Mostly agree, but there is actually a mismatch between madd_epi16 and Arm. Implementing Arm semantics or x86 on the other requires ~5 instructions, but if we generalize the definition to allow reordering (e.g. Highway's ReorderWidenMulAccumulate [1]), it's only 2 instructions.

1: https://github.com/google/highway/blob/master/g3doc/quick_re...

Indeed, and your comment led me to find additional issues with my port of _mm_madd_epi16.

I agree it would perhaps be possible to find better semantics for SIMD that kinda gloss over all the differences. That would be cleaner but require a lot of names.
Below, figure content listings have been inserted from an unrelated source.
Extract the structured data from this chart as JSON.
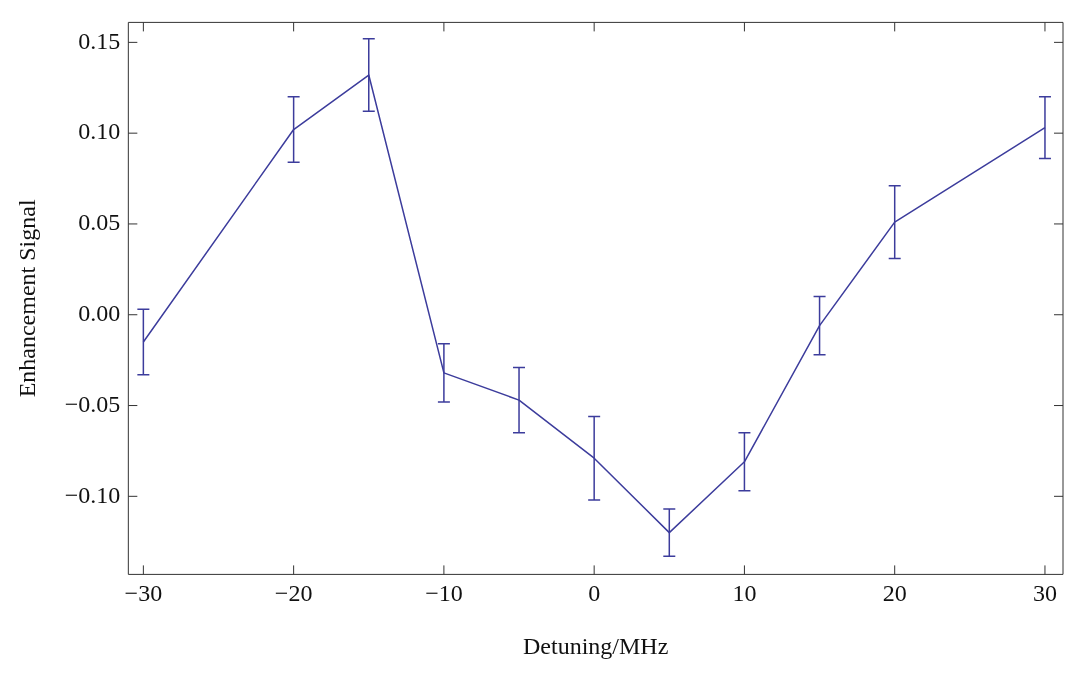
{
  "chart_data": {
    "type": "line",
    "xlabel": "Detuning/MHz",
    "ylabel": "Enhancement Signal",
    "x": [
      -30,
      -20,
      -15,
      -10,
      -5,
      0,
      5,
      10,
      15,
      20,
      30
    ],
    "series": [
      {
        "color": "#3c3c9c",
        "values": [
          -0.015,
          0.102,
          0.132,
          -0.032,
          -0.047,
          -0.079,
          -0.12,
          -0.081,
          -0.006,
          0.051,
          0.103
        ],
        "errors": [
          0.018,
          0.018,
          0.02,
          0.016,
          0.018,
          0.023,
          0.013,
          0.016,
          0.016,
          0.02,
          0.017
        ]
      }
    ],
    "xlim": [
      -31,
      31.2
    ],
    "ylim": [
      -0.143,
      0.161
    ],
    "xticks": [
      {
        "value": -30,
        "label": "−30"
      },
      {
        "value": -20,
        "label": "−20"
      },
      {
        "value": -10,
        "label": "−10"
      },
      {
        "value": 0,
        "label": "0"
      },
      {
        "value": 10,
        "label": "10"
      },
      {
        "value": 20,
        "label": "20"
      },
      {
        "value": 30,
        "label": "30"
      }
    ],
    "yticks": [
      {
        "value": -0.1,
        "label": "−0.10"
      },
      {
        "value": -0.05,
        "label": "−0.05"
      },
      {
        "value": 0,
        "label": "0.00"
      },
      {
        "value": 0.05,
        "label": "0.05"
      },
      {
        "value": 0.1,
        "label": "0.10"
      },
      {
        "value": 0.15,
        "label": "0.15"
      }
    ],
    "grid": false,
    "legend": false,
    "marker": "none",
    "line_style": "solid"
  }
}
Well I suppose that's what Highway does, isn't it?

:) Yes indeed! Always happy to discuss suggestions for new intrinsics via Github issues.
I have not been monitoring the SIMD situation in Zig so it is nice to hear that there is some general support for intrinsics even if they are not yet added.

Thanks for your effort working on an implementation too. I am aware how large these instruction sets have gotten so I can at certainly imagine at least some of the effort of the undertaking.

Writting SIMD code with intrinsics is kind of ugly / non-portable and close to assembly language.

But it is useful and given the peculiarities of those SIMD instructions, I am not convinced that it will ever be sufficient to use "vectorized" types + a few hints and let the compiler do the work. That would be nice though.

I understand the hesitation of a language design team to replicate the full intrinsics mess, they are probably hoping to find something better.

In the mean time we call still fallback to C to write SIMD heavy code.

For anybody interested in this, here is an article discussing a very similar problem using arm neon intrinsics, also using the interleaved loads: https://branchfree.org/2019/04/01/fitting-my-head-through-th...
Or even all target-specific intrinsics - not limited to SIMD ones.